Smugglers denied migrants life jackets, resulting in their drowning near Calais.

60 people on a boat in high winds can be fatal.

August 13th 2023.

Smugglers denied migrants life jackets, resulting in their drowning near Calais.
At least 59 people were rescued in a joint effort by French and British coastguards on Saturday, but the tragedy of five who drowned after their boat deflated in the Channel near Calais left a sour taste in the air. Régis Holy, the captain of the Notre-Dame du Brisban lifeboat, said none of the victims were wearing life jackets and that the inflatable dinghy had been punctured.

"You don't get used to it," he told Liberation newspaper. "Handling a body is difficult, it is heavy, the clothes are wet." The six people who died in the latest tragedy in the Channel were all Afghan men thought to be in their 30s. They had been forced to leave without any emergency equipment, packed into an inflatable dinghy by smugglers who charged each person around £1,000 for the passage to English shores.

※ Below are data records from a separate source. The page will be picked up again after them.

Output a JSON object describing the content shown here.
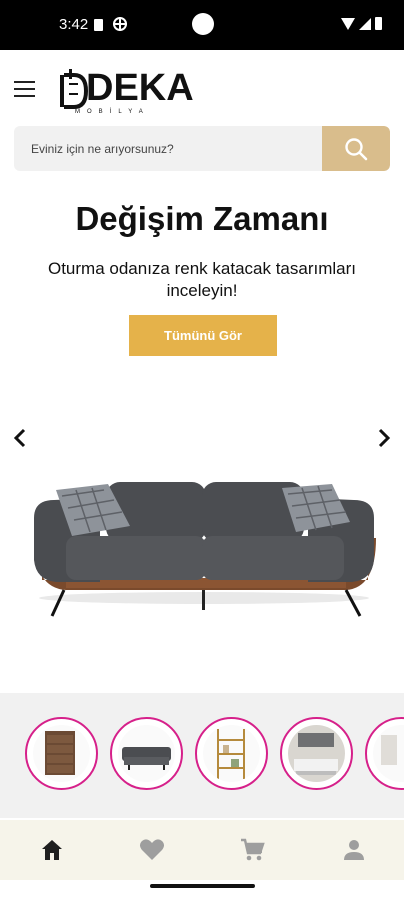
{
  "status_bar": {
    "time": "3:42"
  },
  "header": {
    "logo_text": "DEKA",
    "logo_sub": "MOBİLYA"
  },
  "search": {
    "placeholder": "Eviniz için ne arıyorsunuz?"
  },
  "hero": {
    "title": "Değişim Zamanı",
    "subtitle": "Oturma odanıza renk katacak tasarımları inceleyin!",
    "cta_label": "Tümünü Gör"
  },
  "categories": [
    {
      "icon": "dresser-image"
    },
    {
      "icon": "sofa-image"
    },
    {
      "icon": "bookshelf-image"
    },
    {
      "icon": "living-room-image"
    },
    {
      "icon": "decor-image"
    }
  ],
  "bottom_nav": {
    "items": [
      "home-icon",
      "heart-icon",
      "cart-icon",
      "profile-icon"
    ],
    "active": "home-icon"
  },
  "colors": {
    "accent": "#e5b24a",
    "search_button": "#d9bd8c",
    "category_ring": "#d6208a",
    "nav_background": "#f6f4ea"
  }
}
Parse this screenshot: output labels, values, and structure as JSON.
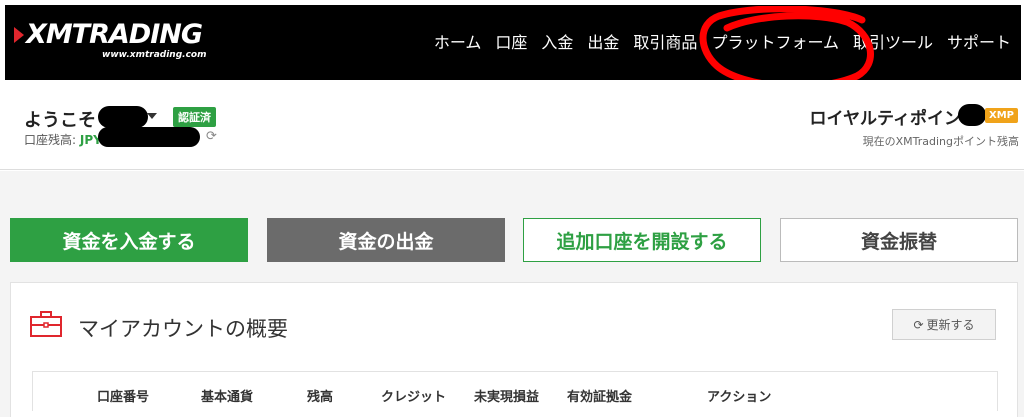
{
  "header": {
    "logo_text": "XMTRADING",
    "logo_url": "www.xmtrading.com",
    "nav": [
      "ホーム",
      "口座",
      "入金",
      "出金",
      "取引商品",
      "プラットフォーム",
      "取引ツール",
      "サポート"
    ]
  },
  "account": {
    "welcome": "ようこそ",
    "verified": "認証済",
    "balance_label": "口座残高:",
    "currency": "JPY",
    "loyalty_title": "ロイヤルティポイント",
    "xmp_badge": "XMP",
    "loyalty_sub": "現在のXMTradingポイント残高"
  },
  "actions": {
    "deposit": "資金を入金する",
    "withdraw": "資金の出金",
    "open_account": "追加口座を開設する",
    "transfer": "資金振替"
  },
  "overview": {
    "title": "マイアカウントの概要",
    "refresh": "更新する",
    "columns": [
      "口座番号",
      "基本通貨",
      "残高",
      "クレジット",
      "未実現損益",
      "有効証拠金",
      "アクション"
    ]
  },
  "colors": {
    "accent_green": "#2ea043",
    "xmp_orange": "#f0a31a",
    "logo_red": "#e0262d",
    "annotation_red": "#ff0000"
  }
}
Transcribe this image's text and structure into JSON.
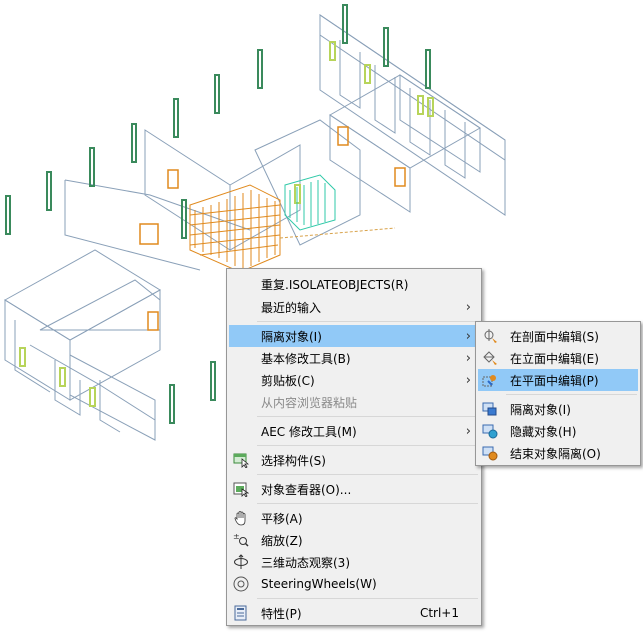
{
  "context_menu": {
    "items": [
      {
        "label": "重复.ISOLATEOBJECTS(R)"
      },
      {
        "label": "最近的输入"
      },
      {
        "label": "隔离对象(I)"
      },
      {
        "label": "基本修改工具(B)"
      },
      {
        "label": "剪贴板(C)"
      },
      {
        "label": "从内容浏览器粘贴"
      },
      {
        "label": "AEC 修改工具(M)"
      },
      {
        "label": "选择构件(S)"
      },
      {
        "label": "对象查看器(O)..."
      },
      {
        "label": "平移(A)"
      },
      {
        "label": "缩放(Z)"
      },
      {
        "label": "三维动态观察(3)"
      },
      {
        "label": "SteeringWheels(W)"
      },
      {
        "label": "特性(P)",
        "shortcut": "Ctrl+1"
      }
    ],
    "submenu_arrow": "›"
  },
  "submenu": {
    "items": [
      {
        "label": "在剖面中编辑(S)"
      },
      {
        "label": "在立面中编辑(E)"
      },
      {
        "label": "在平面中编辑(P)"
      },
      {
        "label": "隔离对象(I)"
      },
      {
        "label": "隐藏对象(H)"
      },
      {
        "label": "结束对象隔离(O)"
      }
    ]
  },
  "colors": {
    "highlight": "#91c9f7",
    "menu_bg": "#f0f0f0",
    "wall_stroke": "#8aa0b8",
    "door_orange": "#e08a1e",
    "column_green": "#3a8a5c",
    "window_lime": "#b7d45a",
    "isolated_cyan": "#2fc9a8"
  }
}
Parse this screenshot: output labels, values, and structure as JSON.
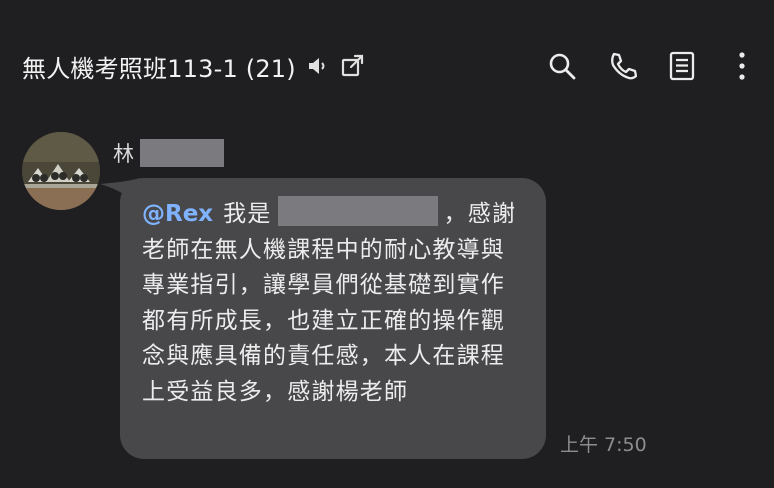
{
  "header": {
    "title": "無人機考照班113-1 (21)",
    "icons": [
      "speaker-icon",
      "external-link-icon",
      "search-icon",
      "phone-icon",
      "notes-icon",
      "more-vertical-icon"
    ]
  },
  "message": {
    "sender": "林",
    "mention": "@Rex",
    "text_before_redaction": "我是",
    "text_after_redaction": "，感謝老師在無人機課程中的耐心教導與專業指引，讓學員們從基礎到實作都有所成長，也建立正確的操作觀念與應具備的責任感，本人在課程上受益良多，感謝楊老師",
    "time": "上午 7:50"
  },
  "colors": {
    "background": "#1f1f21",
    "bubble": "#48484b",
    "mention": "#7fb3ff",
    "redaction": "#7b7b7f",
    "timestamp": "#8d8d90"
  }
}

Hervé Berville, the French minister for the sea, spoke of a strategy of 'saturating' the coast with people who want to get to Britain, as search for survivors continued. "There were a lot of people on the water last night, with a fairly rough sea," he said. He described the smugglers as ‘criminals, who send young people, women, adults to their death, through these dangerous maritime routes.’

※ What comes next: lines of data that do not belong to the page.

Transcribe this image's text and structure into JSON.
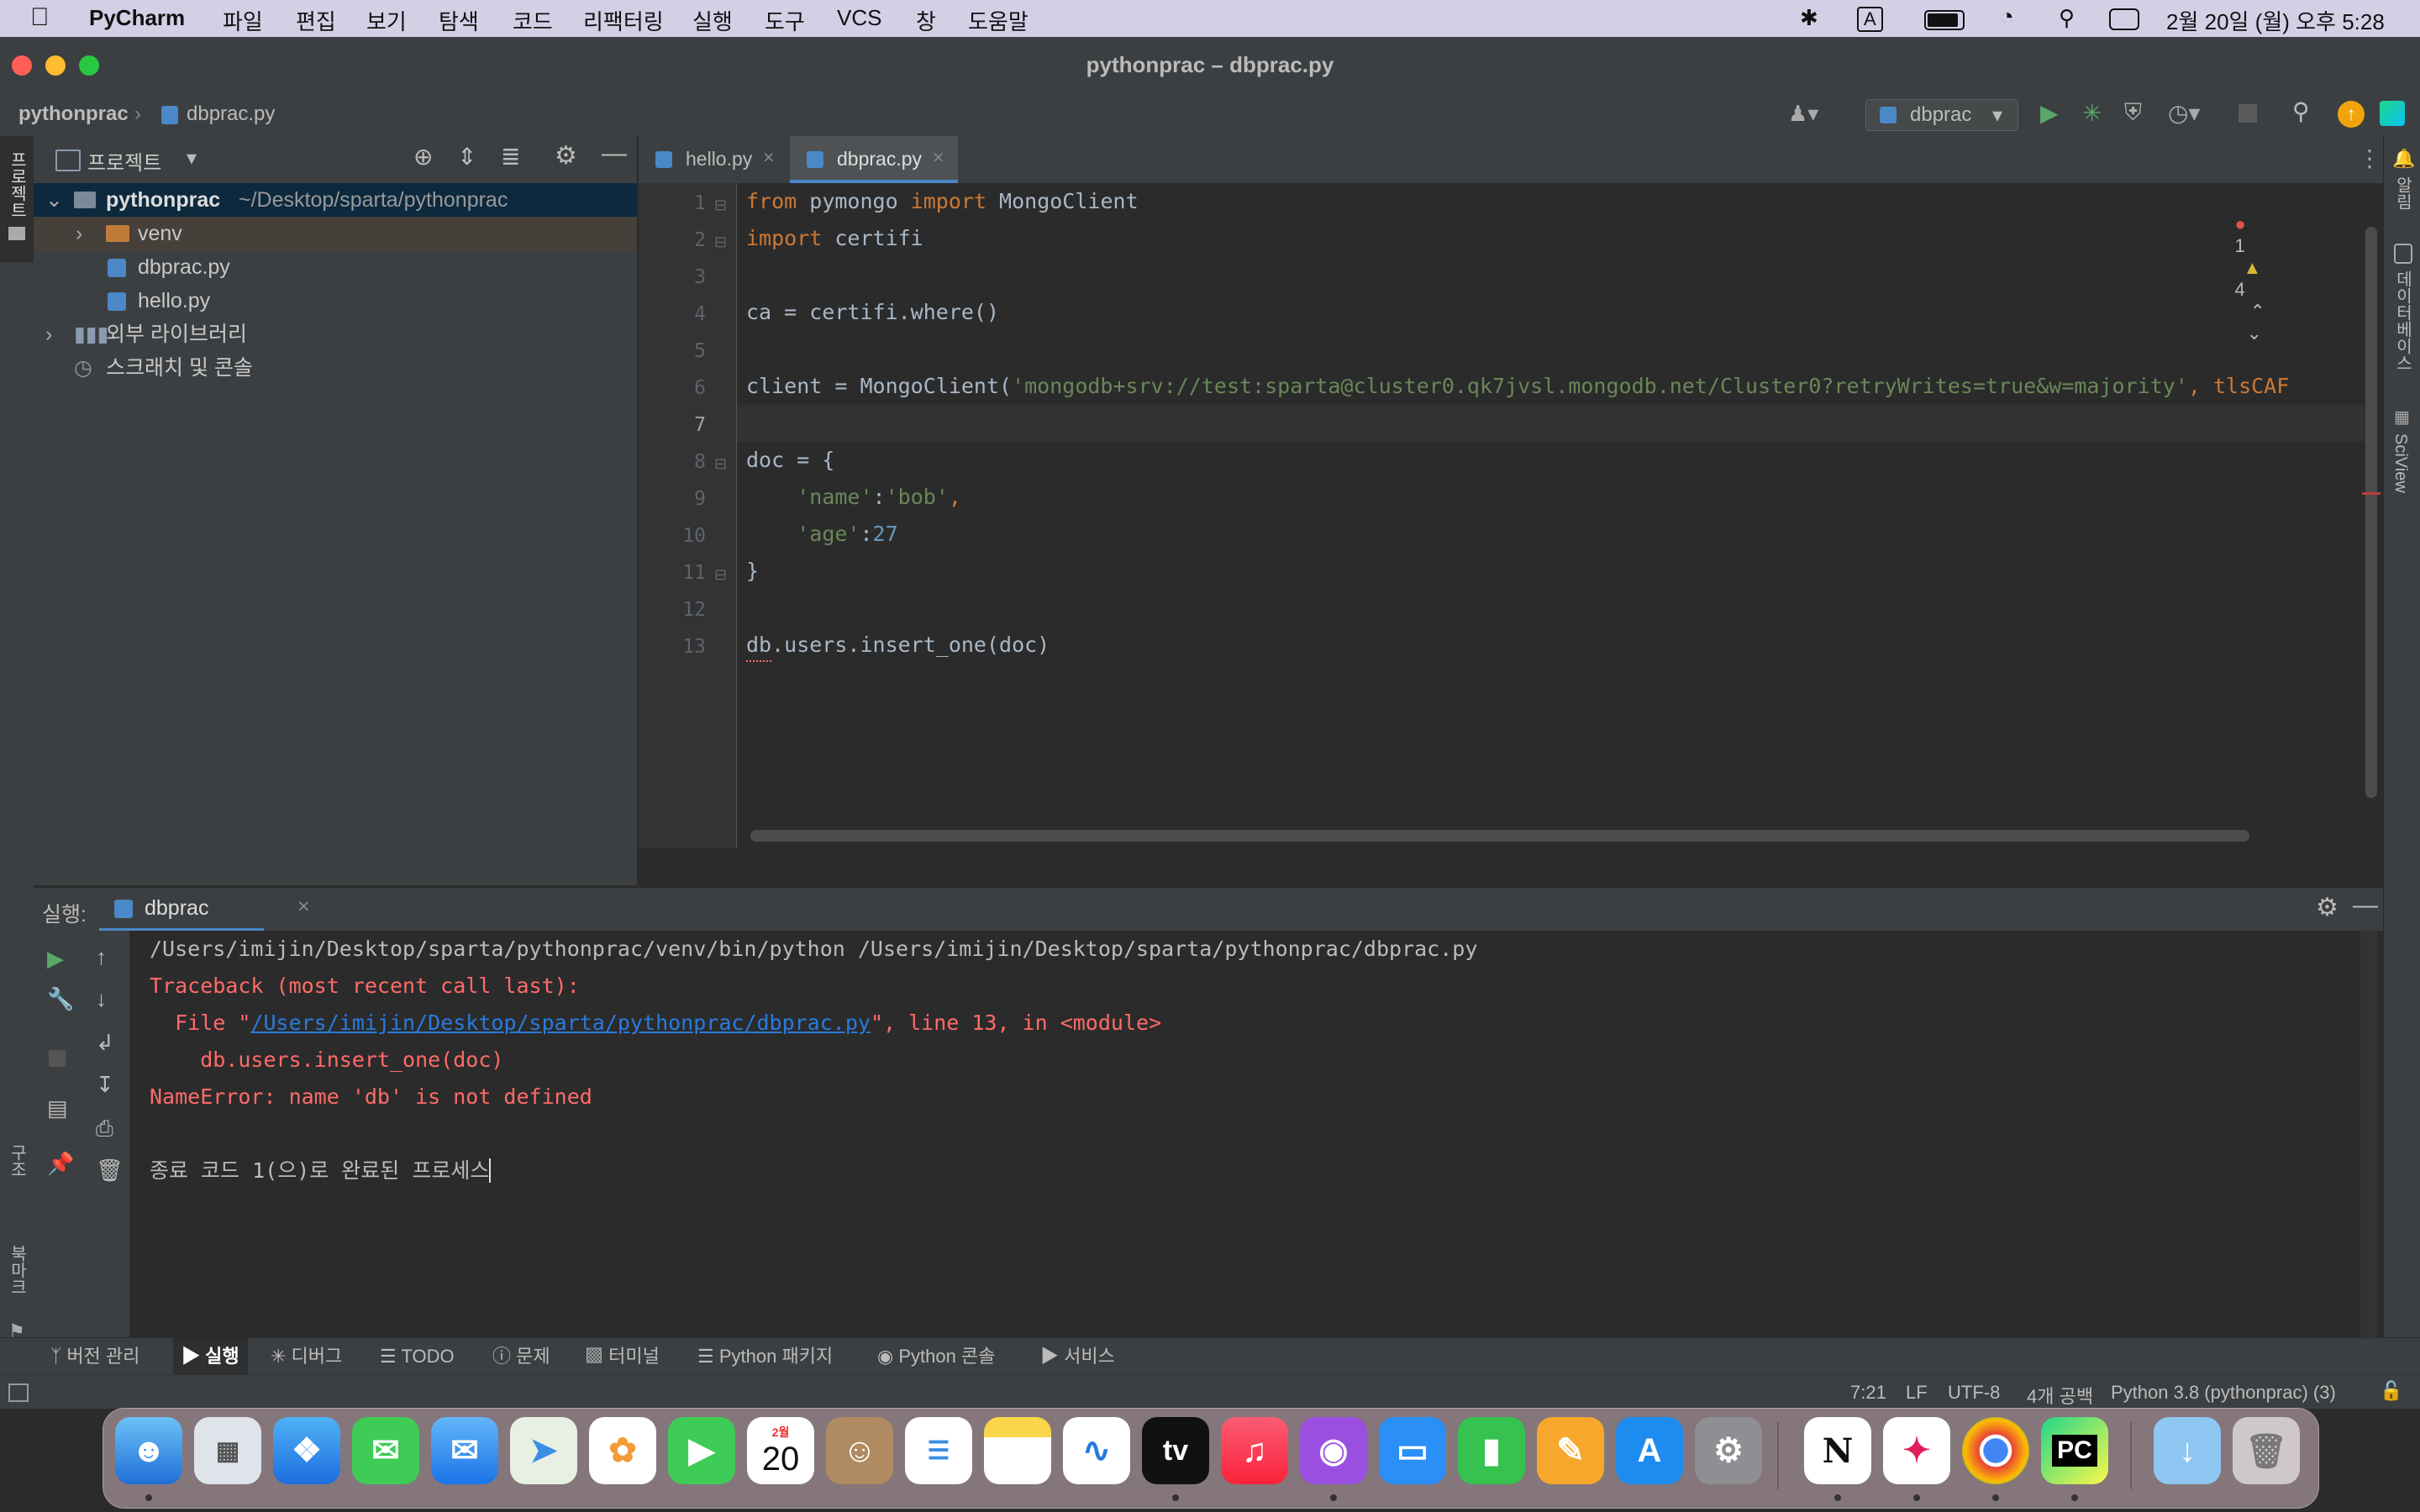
{
  "menubar": {
    "app": "PyCharm",
    "items": [
      "파일",
      "편집",
      "보기",
      "탐색",
      "코드",
      "리팩터링",
      "실행",
      "도구",
      "VCS",
      "창",
      "도움말"
    ],
    "input_indicator": "A",
    "datetime": "2월 20일 (월) 오후 5:28"
  },
  "window": {
    "title": "pythonprac – dbprac.py"
  },
  "navbar": {
    "project": "pythonprac",
    "file": "dbprac.py",
    "run_config": "dbprac"
  },
  "project_panel": {
    "title": "프로젝트",
    "root": {
      "name": "pythonprac",
      "path": "~/Desktop/sparta/pythonprac"
    },
    "items": [
      {
        "label": "venv"
      },
      {
        "label": "dbprac.py"
      },
      {
        "label": "hello.py"
      },
      {
        "label": "외부 라이브러리"
      },
      {
        "label": "스크래치 및 콘솔"
      }
    ]
  },
  "left_strip": {
    "project_label": "프로젝트",
    "structure_label": "구조",
    "bookmarks_label": "북마크"
  },
  "right_strip": {
    "notifications_label": "알림",
    "database_label": "데이터베이스",
    "sciview_label": "SciView"
  },
  "editor": {
    "tabs": [
      {
        "label": "hello.py"
      },
      {
        "label": "dbprac.py"
      }
    ],
    "inspections": {
      "errors": "1",
      "warnings": "4"
    },
    "line_numbers": [
      "1",
      "2",
      "3",
      "4",
      "5",
      "6",
      "7",
      "8",
      "9",
      "10",
      "11",
      "12",
      "13"
    ],
    "code": {
      "l1_kw1": "from",
      "l1_mod": " pymongo ",
      "l1_kw2": "import",
      "l1_rest": " MongoClient",
      "l2_kw": "import",
      "l2_rest": " certifi",
      "l4": "ca = certifi.where()",
      "l6_start": "client = MongoClient(",
      "l6_str": "'mongodb+srv://test:sparta@cluster0.qk7jvsl.mongodb.net/Cluster0?retryWrites=true&w=majority'",
      "l6_end": ", tlsCAF",
      "l8": "doc = {",
      "l9_key": "'name'",
      "l9_colon": ":",
      "l9_val": "'bob'",
      "l9_comma": ",",
      "l10_key": "'age'",
      "l10_colon": ":",
      "l10_val": "27",
      "l11": "}",
      "l13": "db.users.insert_one(doc)"
    }
  },
  "run_panel": {
    "label": "실행:",
    "tab": "dbprac",
    "output": {
      "cmd": "/Users/imijin/Desktop/sparta/pythonprac/venv/bin/python /Users/imijin/Desktop/sparta/pythonprac/dbprac.py",
      "tb1": "Traceback (most recent call last):",
      "tb2_pre": "  File \"",
      "tb2_link": "/Users/imijin/Desktop/sparta/pythonprac/dbprac.py",
      "tb2_post": "\", line 13, in <module>",
      "tb3": "    db.users.insert_one(doc)",
      "tb4": "NameError: name 'db' is not defined",
      "exit": "종료 코드 1(으)로 완료된 프로세스"
    }
  },
  "tool_tabs": [
    "버전 관리",
    "실행",
    "디버그",
    "TODO",
    "문제",
    "터미널",
    "Python 패키지",
    "Python 콘솔",
    "서비스"
  ],
  "statusbar": {
    "position": "7:21",
    "line_sep": "LF",
    "encoding": "UTF-8",
    "indent": "4개 공백",
    "interpreter": "Python 3.8 (pythonprac) (3)"
  },
  "dock": {
    "calendar_month": "2월",
    "calendar_day": "20",
    "appletv": "tv",
    "pycharm": "PC",
    "notion": "N"
  },
  "colors": {
    "accent": "#4a88c7",
    "error": "#ff6b68",
    "keyword": "#cc7832",
    "string": "#6a8759",
    "number": "#6897bb"
  }
}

The Home Secretary, Suella Braverman, described the incident as a ‘tragic loss of life’ and chaired a meeting with Border Force officials later on Saturday. Her words echoed those of the Refugee Council, who warned that ‘more people will die’ unless there are more safe routes to the UK. This latest disaster occurred almost two years to the day since the worst English Channel small boats incident ever, which saw 29 people in an inflatable dinghy collapse and 27 people die.